Gerek bugün içinde bulunduğumuz durum gerekse hedeflerimiz bakımından Hindistan ile ilişkilerimizin geliştirilmesini çok önemli görüyoruz. Karşılıklı fayda temelinde kuracağımız ortaklıklar bize küresel düzeyde güç sağlayacaktır. Ekonomi ve ticaret, ilişkilerimizin önemli bir boyutunu oluşturuyor. Potansiyelimizin çok gerisinde olan ticaretimizi dengeli bir şekilde artırmak için önümüzdeki tüm fırsatları değerlendirmeliyiz. Güçlü insani ve kültürel alt yapıyı desteklemezsek ekonomik birlikteliklerin sürdürülebilir olması da mümkün değildir. Bunun için ilişkilerimizin insani boyutunu her alanda geliştirmenin çabası içinde olmalıyız."

Cumhurbaşkanı Erdoğan, ortak medeniyet ve kültür hafızasına sahip çıkılması gerektiğini belirterek, "Dünyanın hızla tek düze hale gelmeye yöneldiği, buna doğru gittiği dönemde renklerimizi ve zenginliklerimizi tüm insanlığın hizmetine sunmak suretiyle bu tehdidin üstesinden gelebileceğimize inanıyorum." dedi. Erdoğan, Jamia Millia İslamia Üniversitesinin, İstanbul Üniversitesi ve Kadir Has Üniversitesi ile iş birliği yapmasından memnuniyet duyduğunu dile getirerek, üniversiteler arasındaki iş birliğinin Türkiye-Hindistan arasındaki dayanışmaya güzel bir örnek teşkil ettiğini kaydetti. Cumhurbaşkanı Erdoğan'ın konuşması sonrasında Türk ve Hindistan milli marşları çalındı.

Fahri doktora gerekçesi

Törende, Cumhurbaşkanı Erdoğan'ın konuşmasından önce fahri doktora unvanı verilmesine ilişkin gerekçe de okundu. Gerekçede Erdoğan'ın, Türkiye'de büyük altyapı projelerini hayata geçirerek, okul ve hastaneler inşa edilmesini hızlandırdığı ve ülkeyi ekonomik istikrara kavuşturduğu ifade edilerek, "Türkiye, böylece dünyanın önde gelen ekonomilerinden biri haline geldi. Ayrıca ülkeye siyasi istikrar getiren Erdoğan, Türk demokrasisini askeri vesayetten kurtararak özgürleştirdi." denildi.

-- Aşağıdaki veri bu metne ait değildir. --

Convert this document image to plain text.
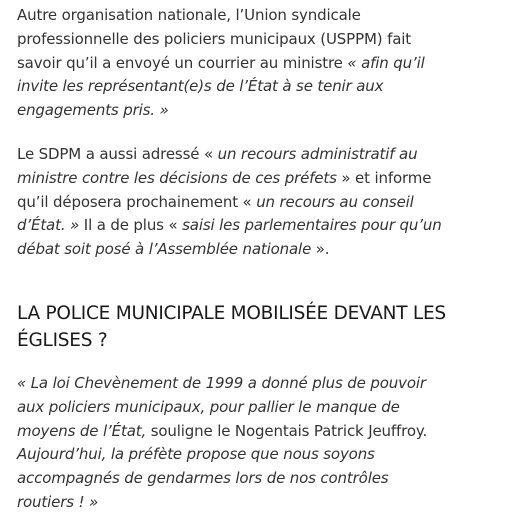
Autre organisation nationale, l’Union syndicale
professionnelle des policiers municipaux (USPPM) fait
savoir qu’il a envoyé un courrier au ministre « afin qu’il
invite les représentant(e)s de l’État à se tenir aux
engagements pris. »

Le SDPM a aussi adressé « un recours administratif au
ministre contre les décisions de ces préfets » et informe
qu’il déposera prochainement « un recours au conseil
d’État. » Il a de plus « saisi les parlementaires pour qu’un
débat soit posé à l’Assemblée nationale ».

LA POLICE MUNICIPALE MOBILISÉE DEVANT LES
ÉGLISES ?

« La loi Chevènement de 1999 a donné plus de pouvoir
aux policiers municipaux, pour pallier le manque de
moyens de l’État, souligne le Nogentais Patrick Jeuffroy.
Aujourd’hui, la préfète propose que nous soyons
accompagnés de gendarmes lors de nos contrôles
routiers ! »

"Suriye'deki iç savaştan dolayı yerlerinden olan yaklaşık 3 milyon Suriyeli mülteciye ülkesinin kapılarını açan Erdoğan, büyük bir şefkat ve insani yardım örneği göstermiştir." ifadelerine yer verilen gerekçede, Türkiye'nin Cumhurbaşkanı Erdoğan liderliğinde yaklaşık 120 ülkeye insani yardım yaparak, dünyanın en büyük donör ülkelerinden biri konumuna geldiği belirtildi.

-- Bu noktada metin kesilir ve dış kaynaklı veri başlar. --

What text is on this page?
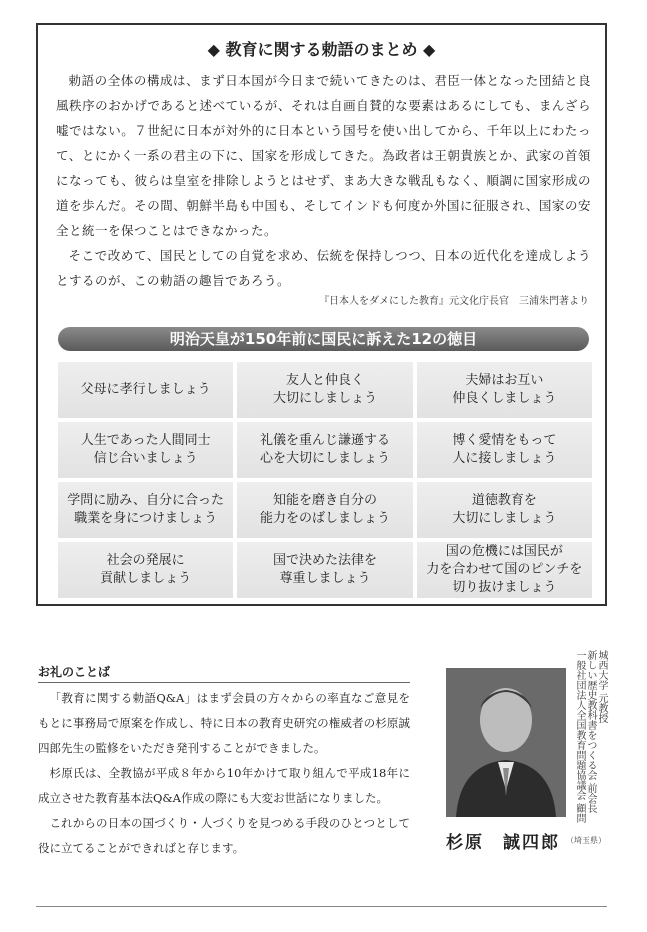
◆ 教育に関する勅語のまとめ ◆

勅語の全体の構成は、まず日本国が今日まで続いてきたのは、君臣一体となった団結と良風秩序のおかげであると述べているが、それは自画自賛的な要素はあるにしても、まんざら嘘ではない。７世紀に日本が対外的に日本という国号を使い出してから、千年以上にわたって、とにかく一系の君主の下に、国家を形成してきた。為政者は王朝貴族とか、武家の首領になっても、彼らは皇室を排除しようとはせず、まあ大きな戦乱もなく、順調に国家形成の道を歩んだ。その間、朝鮮半島も中国も、そしてインドも何度か外国に征服され、国家の安全と統一を保つことはできなかった。

そこで改めて、国民としての自覚を求め、伝統を保持しつつ、日本の近代化を達成しようとするのが、この勅語の趣旨であろう。

『日本人をダメにした教育』元文化庁長官　三浦朱門著より
明治天皇が150年前に国民に訴えた12の徳目
父母に孝行しましょう
友人と仲良く
大切にしましょう
夫婦はお互い
仲良くしましょう
人生であった人間同士
信じ合いましょう
礼儀を重んじ謙遜する
心を大切にしましょう
博く愛情をもって
人に接しましょう
学問に励み、自分に合った
職業を身につけましょう
知能を磨き自分の
能力をのばしましょう
道徳教育を
大切にしましょう
社会の発展に
貢献しましょう
国で決めた法律を
尊重しましょう
国の危機には国民が
力を合わせて国のピンチを
切り抜けましょう
お礼のことば

「教育に関する勅語Q&A」はまず会員の方々からの率直なご意見をもとに事務局で原案を作成し、特に日本の教育史研究の権威者の杉原誠四郎先生の監修をいただき発刊することができました。

杉原氏は、全教協が平成８年から10年かけて取り組んで平成18年に成立させた教育基本法Q&A作成の際にも大変お世話になりました。

これからの日本の国づくり・人づくりを見つめる手段のひとつとして役に立てることができればと存じます。

城西大学 元教授
新しい歴史教科書をつくる会 前会長
一般社団法人全国教育問題協議会 顧問
杉原　誠四郎 （埼玉県）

Cumhurbaşkanı Erdoğan'ın 2011'deki kıtlık döneminde Somali halkı adına konuştuğu belirtilerek, "Somali'deki insanların çığlığı duyulmadıkça dünyada hiç kimse barış, adalet ve medeniyetten bahsedemez." ifadeleri hatırlatıldı. Erdoğan'a üstün liderliği, uluslararası barış ve iş birliğini güçlendirme konusundaki katkıları ve milyonlarca mülteciye insani yardımları dolayısıyla fahri doktora unvanı verildiği kaydedildi.